MINOLI E IL DVD SULL'UNITA' D'ITALIA
L'UNITA D'ITALIA AGIOGRAFICA E UN PO' LEGHISTA
Nei giorni scorsi è stato distribuito gratuitamente nelle
scuole superiori che aderiscono all’iniziativa “Il quotidiano in classe” un dvd
di Giovanni Minoli sull’Unità d’Italia, a 150 anni dalla fatidica data. Si
tratta, presumibilmente, dello stesso filmato andato in onda nei giorni scorsi
sugli schermi di Rai Due, per la serie “La storia siamo noi”.
L’iniziativa, in sé, è senz’altro lodevole, visto che tende ad
evidenziare l’importanza di un evento che ha cambiato l’esistenza di tutti noi.
Peccato, però, che il contenuto del dvd sia davvero deludente. Siamo ancora
fermi nell’ambito della solita agiografia risorgimentale, che presenta un
carrellata di personaggi dalle virtù eroiche, santini laici senza macchia, da
custodire in un pahtheon profano. Persino Vittorio Emauele II, che pure non ebbe
nemmeno la delicatezza di trasformarsi in Vittorio Emanuele I Re d’Italia, per
rispetto dei suoi nuovi sudditi, appare animato da una sublime e disinteressata
dedizione alla causa nazionale. Per non parlare, poi, dei vari Cavour e di certi
personaggi che pure subito bollarono il Sud come peggio dell’Africa.

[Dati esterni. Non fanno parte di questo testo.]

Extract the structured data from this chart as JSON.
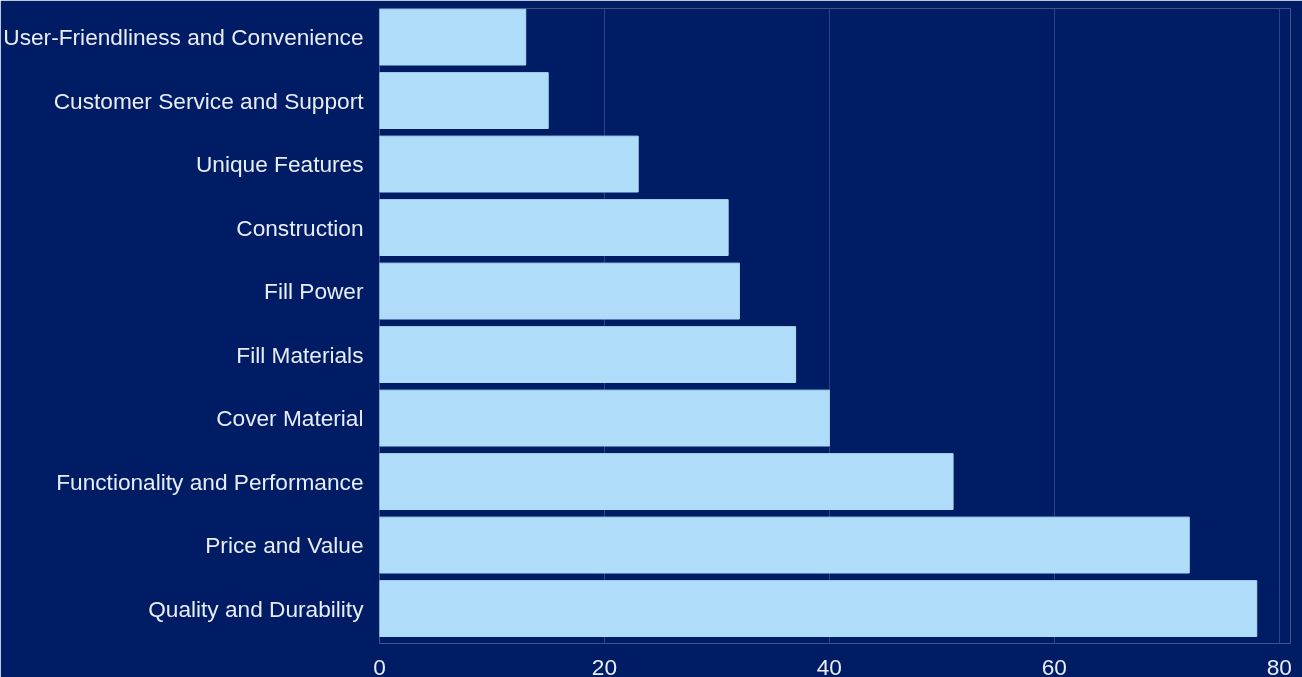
{
  "chart_data": {
    "type": "bar",
    "orientation": "horizontal",
    "categories": [
      "User-Friendliness and Convenience",
      "Customer Service and Support",
      "Unique Features",
      "Construction",
      "Fill Power",
      "Fill Materials",
      "Cover Material",
      "Functionality and Performance",
      "Price and Value",
      "Quality and Durability"
    ],
    "values": [
      13,
      15,
      23,
      31,
      32,
      37,
      40,
      51,
      72,
      78
    ],
    "color": "#afdcf8",
    "xlim": [
      0,
      81
    ],
    "xticks": [
      0,
      20,
      40,
      60,
      80
    ],
    "grid": "x"
  }
}
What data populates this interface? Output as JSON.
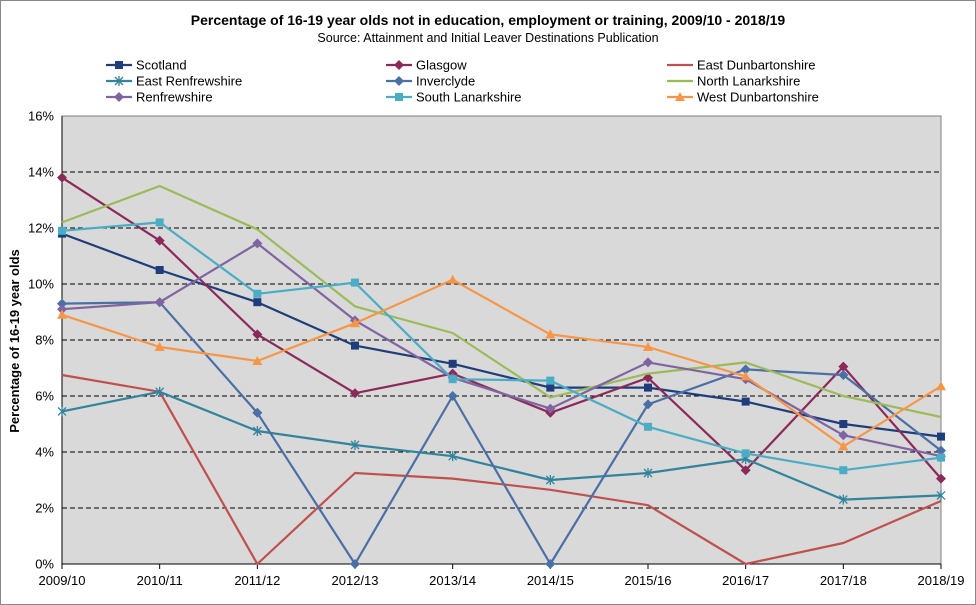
{
  "chart_data": {
    "type": "line",
    "title": "Percentage of 16-19 year olds not in education, employment or training, 2009/10 - 2018/19",
    "subtitle": "Source: Attainment and Initial Leaver Destinations Publication",
    "ylabel": "Percentage of 16-19 year olds",
    "xlabel": "",
    "categories": [
      "2009/10",
      "2010/11",
      "2011/12",
      "2012/13",
      "2013/14",
      "2014/15",
      "2015/16",
      "2016/17",
      "2017/18",
      "2018/19"
    ],
    "ylim": [
      0,
      16
    ],
    "yticks": [
      0,
      2,
      4,
      6,
      8,
      10,
      12,
      14,
      16
    ],
    "ytick_labels": [
      "0%",
      "2%",
      "4%",
      "6%",
      "8%",
      "10%",
      "12%",
      "14%",
      "16%"
    ],
    "grid": true,
    "plot_background": "#d9d9d9",
    "legend_position": "top",
    "series": [
      {
        "name": "Scotland",
        "color": "#1f3d7a",
        "marker": "square",
        "values": [
          11.8,
          10.5,
          9.35,
          7.8,
          7.15,
          6.3,
          6.3,
          5.8,
          5.0,
          4.55
        ]
      },
      {
        "name": "Glasgow",
        "color": "#8b2a5a",
        "marker": "diamond",
        "values": [
          13.8,
          11.55,
          8.2,
          6.1,
          6.8,
          5.4,
          6.65,
          3.35,
          7.05,
          3.05
        ]
      },
      {
        "name": "East Dunbartonshire",
        "color": "#c0504d",
        "marker": "none",
        "values": [
          6.75,
          6.15,
          0.0,
          3.25,
          3.05,
          2.65,
          2.1,
          0.0,
          0.75,
          2.25
        ]
      },
      {
        "name": "East Renfrewshire",
        "color": "#31849b",
        "marker": "asterisk",
        "values": [
          5.45,
          6.15,
          4.75,
          4.25,
          3.85,
          3.0,
          3.25,
          3.75,
          2.3,
          2.45
        ]
      },
      {
        "name": "Inverclyde",
        "color": "#4a6fa5",
        "marker": "diamond",
        "values": [
          9.3,
          9.35,
          5.4,
          0.0,
          6.0,
          0.0,
          5.7,
          6.95,
          6.75,
          4.05
        ]
      },
      {
        "name": "North Lanarkshire",
        "color": "#9bbb59",
        "marker": "none",
        "values": [
          12.2,
          13.5,
          11.95,
          9.2,
          8.25,
          5.95,
          6.8,
          7.2,
          6.0,
          5.25
        ]
      },
      {
        "name": "Renfrewshire",
        "color": "#8064a2",
        "marker": "diamond",
        "values": [
          9.1,
          9.35,
          11.45,
          8.7,
          6.65,
          5.55,
          7.2,
          6.6,
          4.6,
          3.85
        ]
      },
      {
        "name": "South Lanarkshire",
        "color": "#4bacc6",
        "marker": "square",
        "values": [
          11.9,
          12.2,
          9.65,
          10.05,
          6.6,
          6.55,
          4.9,
          3.95,
          3.35,
          3.8
        ]
      },
      {
        "name": "West Dunbartonshire",
        "color": "#f79646",
        "marker": "triangle",
        "values": [
          8.9,
          7.75,
          7.25,
          8.6,
          10.15,
          8.2,
          7.75,
          6.7,
          4.2,
          6.35
        ]
      }
    ]
  }
}
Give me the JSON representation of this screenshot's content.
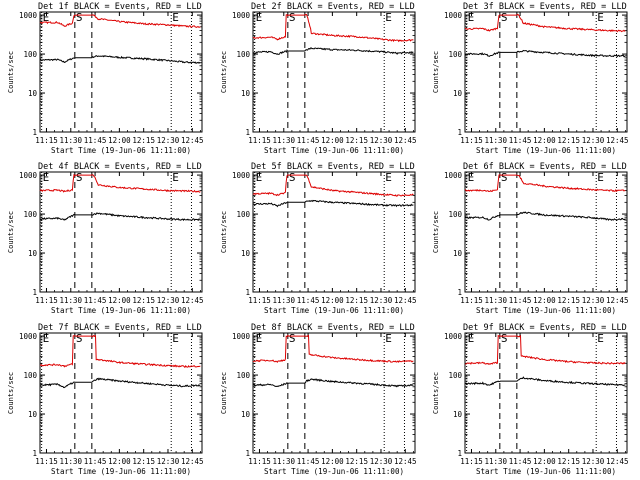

Insomma, la ricostruzione appare così melensa e zuccherosa da
sembrare persino per molti versi inverosimile. Ritroviamo l’antica immagine del
Sud arretrato e bisogno di aiuto, l’idea di un governo borbonico inefficiente e
malvagio, a dispetto di certe argomentate rivalutazioni di Ferdinando II, la
divisione tra buoni e cattivi.
Su altre vicende legate all’unità, poi, silenzio assoluto. Ci
riferiamo, ad esempio, al brigantaggio e alla feroce repressione sabauda, che ha
fatto migliaia e migliaia di morti, per anni, alle promesse di giustizia sociale
negate dal trionfo della logica gattopardesca della continuazione sotto mentite
spoglie, ai tanti furbi che passarono tranquillamente dalla casacca borbonica a
quella italiana, come prezzo del tradimento, alle deportazioni dei meridionali
fedeli alla vecchia dinastia in luoghi terribili come Fenestrelle, in provincia
di Torino.
Quisquilie, insomma, per Minoli e gli storici da lui
interpellati, alle quali potremmo aggiungere il tracollo dell’industria e
dell’economia meridionale, piegate alle logiche nordiste, e il consolidamento
della pratica trasformistica.
Non manca, poi, una spruzzata di politicamente corretto in
salsa leghista. Ed ecco, così, il ruolo assegnato a Carlo Cattaneo, che in una
scena appare intento a difendere le ragioni dei popoli lombardi contro
l’annessione piemontese. Una storia, insomma, riletta con un occhio ai
cambiamenti in atto nella nostra nazione, nella quale non si concede nulla alle
ragioni dei meridionali, ma molto, tanto per cambiare, a quelle settentrionali.
I Mille, con le loro schiere lombarde, hanno messo in moto la macchina
dell’unità, ma oggi è tempo di autodeterminazione, di federalismo, di rifiuto
delle logiche centraliste. Chiaro il messaggio?
Eppure non ci voleva molto a raccontare le vere ragioni
dell’Unità, a ricostruire la storia di una nazione nata per motivazioni spesso
poco nobili, ma che rappresenta un patrimonio da non disperdere, oggi più che
mai prezioso, pur con tutti i suoi difetti d’origine. Non è nascondendo la
polvere sotto il tappeto che si pulisce la stanza. Oggi i limiti del
Risorgimento sono sempre più evidenti, come anche la delusione delle classi meno
abbienti, dei contadini che speravano di potersi ritrovare finalmente padroni di
un pezzo di terra. Ma Garibaldi fu spedito a Caprera, tolto di mezzo con la
sceneggiata di Teano dall’ineffabile Vittorio Emanuele, rimasto sempre secondo,
a dispetto di tutto. Tanto rumore per nulla, pensarono molti meridionali,
costretti a fare i conti con la piemontesizzazione coatta, con un accentramento
di tipo francese che rassicurava le classi dominanti, con carenze e ritardi che
dovevano arrivare fino ai giorni nostri. Di questa storia vera non c’è traccia;
solo agiografia e retorica. Peccato!